Hij gaat staan en pakt een kaart van de stad die hij voor ons neerlegt. "Nu we een belangrijke missie hebben die nog nooit zo groot was geweest, moeten we ons goed voorbereiden. Met z'n vieren gaat het nooit lukken, dus moeten we mensen aan onze kant krijgen. Dat lukt alleen als we ze helpen en ze laten zien dat onze stad beter is zonder Jack Blanket en de Rangers. Natuurlijk zullen er ook mensen zijn die ons niet mogen of niet durven. Voordat moeten we de andere assassins bereiken, die net als ons bij hun eigen locatie zitten. We moeten ervoor zorgen dat dit geheim blijft tussen ons, de sluipmoordenaars en de burgers. In deze strijd kunnen er gewonden vallen en zelfs doden, maar om onze stad terug te krijgen doen we er alles voor. Mensen zijn het zat en ze hebben groot gelijk. Als we tot de dag komen dat alleen Jack Blanket en de hoofd van de Rangers over zijn, moeten jullie het aan mij over verlaten. Ik wil met die twee idioten afrekenen. Onze eerste plan is een klein groepje mensen aan onze kant krijgen en een paar sluipmoordenaars vinden die ook mee willen werken. Zijn er nog vragen?" Elias kwam heel zelfverzekerd en helder over dat ik geen enkele aarzeling heb om niet mee te vechten. Hij blijft ons aankijken en knikt vervolgens. "Goed," gaat hij verder, "ik heb gehoord dat hier een paar mensen zijn die het moeilijk hebben dankzij de burgemeester. Als we ze nou eerst helpen weet ik zeker dat ze willen helpen, want door hem zitten ze in die positie. En ik weet zelf ook dat hier een klein groepje sluipmoordenaars zitten." Elias wijst een paar plekken aan op de kaart en kijkt ons af en toe aan.

"Jacob, jij gaat met Elizabeth en Camilla naar de burgers. Zoek uit wat de oorzaak is en kom dan terug, doe nog niks. Pascal, jij gaat met mij mee naar de assassins." We knikken alle vier. "Goed, aan de slag."
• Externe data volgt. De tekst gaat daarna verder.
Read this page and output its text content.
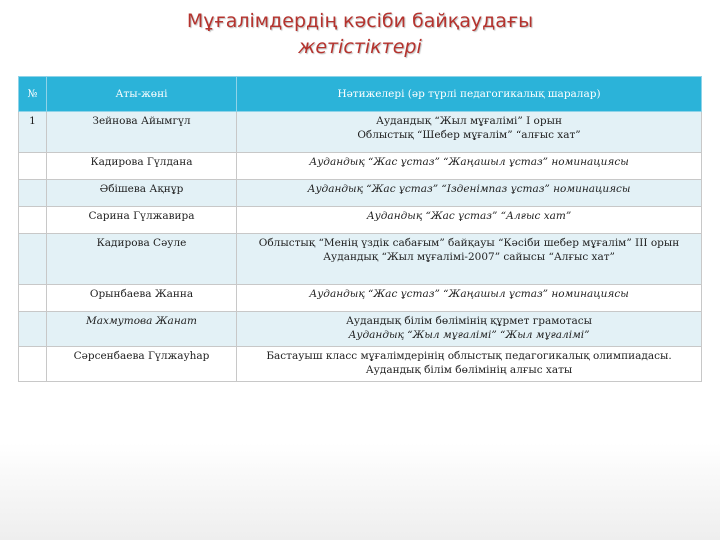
Мұғалімдердің кәсіби байқаудағы
жетістіктері
№	Аты-жөні	Нәтижелері (әр түрлі педагогикалық шаралар)
1	Зейнова Айымгүл	Аудандық “Жыл мұғалімі” І орын
Облыстық “Шебер мұғалім” “алғыс хат”

	Кадирова Гүлдана	Аудандық “Жас ұстаз” “Жаңашыл ұстаз” номинациясы

	Әбішева Ақнұр	Аудандық “Жас ұстаз” “Ізденімпаз ұстаз” номинациясы

	Сарина Гүлжавира	Аудандық “Жас ұстаз” “Алғыс хат”

	Кадирова Сәуле	Облыстық “Менің үздік сабағым” байқауы “Кәсіби шебер мұғалім” ІІІ орын
Аудандық “Жыл мұғалімі-2007” сайысы “Алғыс хат”

	Орынбаева Жанна	Аудандық “Жас ұстаз” “Жаңашыл ұстаз” номинациясы

	Махмутова Жанат	Аудандық білім бөлімінің құрмет грамотасы
Аудандық “Жыл мұғалімі” “Жыл мұғалімі”

	Сәрсенбаева Гүлжауһар	Бастауыш класс мұғалімдерінің облыстық педагогикалық олимпиадасы. Аудандық білім бөлімінің алғыс хаты
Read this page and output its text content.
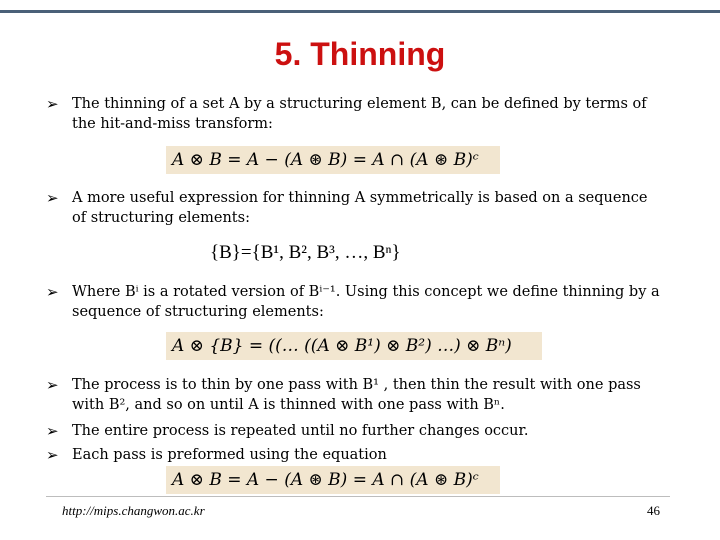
5. Thinning
➢ The thinning of a set A by a structuring element B, can be defined by terms of the hit-and-miss transform:
A ⊗ B = A − (A ⊛ B) = A ∩ (A ⊛ B)ᶜ
➢ A more useful expression for thinning A symmetrically is based on a sequence of structuring elements:
{B}={B¹, B², B³, …, Bⁿ}
➢ Where Bⁱ is a rotated version of Bⁱ⁻¹. Using this concept we define thinning by a sequence of structuring elements:
A ⊗ {B} = ((… ((A ⊗ B¹) ⊗ B²) …) ⊗ Bⁿ)
➢ The process is to thin by one pass with B¹ , then thin the result with one pass with B², and so on until A is thinned with one pass with Bⁿ.
➢ The entire process is repeated until no further changes occur.
➢ Each pass is preformed using the equation
A ⊗ B = A − (A ⊛ B) = A ∩ (A ⊛ B)ᶜ
http://mips.changwon.ac.kr	46
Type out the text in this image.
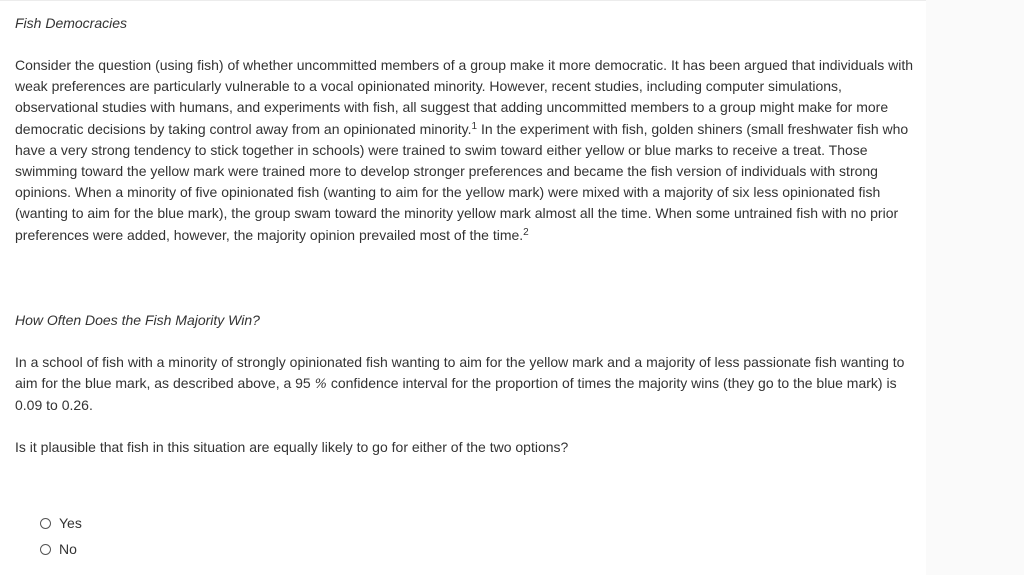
Fish Democracies

Consider the question (using fish) of whether uncommitted members of a group make it more democratic. It has been argued that individuals with weak preferences are particularly vulnerable to a vocal opinionated minority. However, recent studies, including computer simulations, observational studies with humans, and experiments with fish, all suggest that adding uncommitted members to a group might make for more democratic decisions by taking control away from an opinionated minority.$^1$ In the experiment with fish, golden shiners (small freshwater fish who have a very strong tendency to stick together in schools) were trained to swim toward either yellow or blue marks to receive a treat. Those swimming toward the yellow mark were trained more to develop stronger preferences and became the fish version of individuals with strong opinions. When a minority of five opinionated fish (wanting to aim for the yellow mark) were mixed with a majority of six less opinionated fish (wanting to aim for the blue mark), the group swam toward the minority yellow mark almost all the time. When some untrained fish with no prior preferences were added, however, the majority opinion prevailed most of the time.$^2$

How Often Does the Fish Majority Win?

In a school of fish with a minority of strongly opinionated fish wanting to aim for the yellow mark and a majority of less passionate fish wanting to aim for the blue mark, as described above, a 95 % confidence interval for the proportion of times the majority wins (they go to the blue mark) is 0.09 to 0.26.

Is it plausible that fish in this situation are equally likely to go for either of the two options?

Yes
No
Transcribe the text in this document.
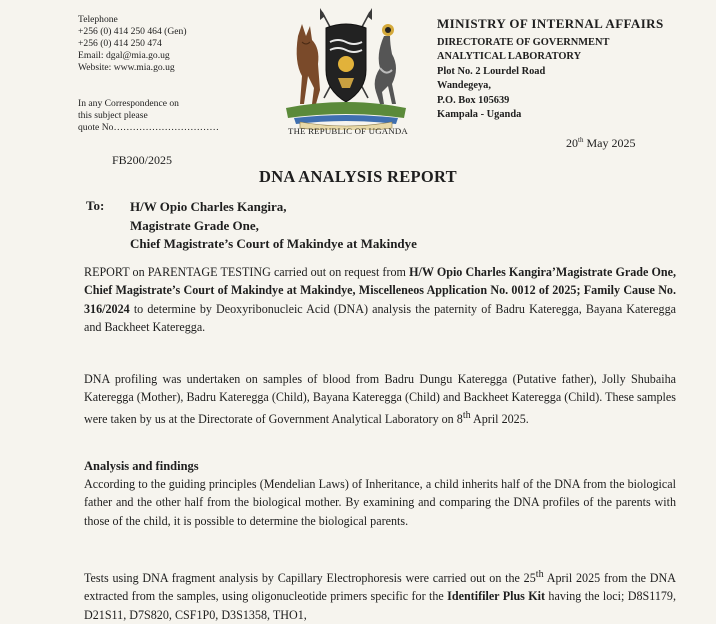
Telephone
+256 (0) 414 250 464 (Gen)
+256 (0) 414 250 474
Email: dgal@mia.go.ug
Website: www.mia.go.ug
In any Correspondence on
this subject please
quote No……………………………	THE REPUBLIC OF UGANDA
MINISTRY OF INTERNAL AFFAIRS
DIRECTORATE OF GOVERNMENT
ANALYTICAL LABORATORY
Plot No. 2 Lourdel Road
Wandegeya,
P.O. Box 105639
Kampala - Uganda
20th May 2025
FB200/2025
DNA ANALYSIS REPORT
To: H/W Opio Charles Kangira,
Magistrate Grade One,
Chief Magistrate’s Court of Makindye at Makindye
REPORT on PARENTAGE TESTING carried out on request from H/W Opio Charles Kangira’Magistrate Grade One, Chief Magistrate’s Court of Makindye at Makindye, Miscelleneos Application No. 0012 of 2025; Family Cause No. 316/2024 to determine by Deoxyribonucleic Acid (DNA) analysis the paternity of Badru Kateregga, Bayana Kateregga and Backheet Kateregga.
DNA profiling was undertaken on samples of blood from Badru Dungu Kateregga (Putative father), Jolly Shubaiha Kateregga (Mother), Badru Kateregga (Child), Bayana Kateregga (Child) and Backheet Kateregga (Child). These samples were taken by us at the Directorate of Government Analytical Laboratory on 8th April 2025.
Analysis and findings
According to the guiding principles (Mendelian Laws) of Inheritance, a child inherits half of the DNA from the biological father and the other half from the biological mother. By examining and comparing the DNA profiles of the parents with those of the child, it is possible to determine the biological parents.
Tests using DNA fragment analysis by Capillary Electrophoresis were carried out on the 25th April 2025 from the DNA extracted from the samples, using oligonucleotide primers specific for the Identifiler Plus Kit having the loci; D8S1179, D21S11, D7S820, CSF1P0, D3S1358, THO1,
Elizabeth, Jacob en ik lopen over de daken heen. We proberen zo stil en ongezien over de daken te lopen. "We zijn er bijna." zegt Jacob fluisterend. Elizabeth en ik lopen achter hem aan en zeggen wat tegen elkaar, maar we houden het stil. Na een tijdje horen we wat geschreeuw. Elke stap die ik zet wordt het geschreeuw harder en harder. "Bukken." zegt Jacob. We doen wat hij zegt en kijken over de reling van een gebouw naar beneden. Mijn haren gaan omhoog en er gaat een ringel over mijn lichaam heen. Kinderen en ouders zitten onder het bloed en sleuren van alles van de ene naar de andere kant mee. Ze werken op een plaats waar een hek hun gevangen houdt. Het geschreeuw kwam van de handlangers van Jack Blanket die aan de kant van het omringde plaats door hekken staan. Ze schreeuwen wat tegen de mensen dat ze door moeten werken en slaan een paar mensen die volgens hun niet genoeg werken.

"Camilla, denk je ooit dat we Jack Blanket en de Rangers wegkrijgen?" vraagt Elizabeth. Je kan in haar groene ogen een beetje angst zien die ze alsnog goed kan vermijden. Ik haal mijn schouders op. "Ik hoop het."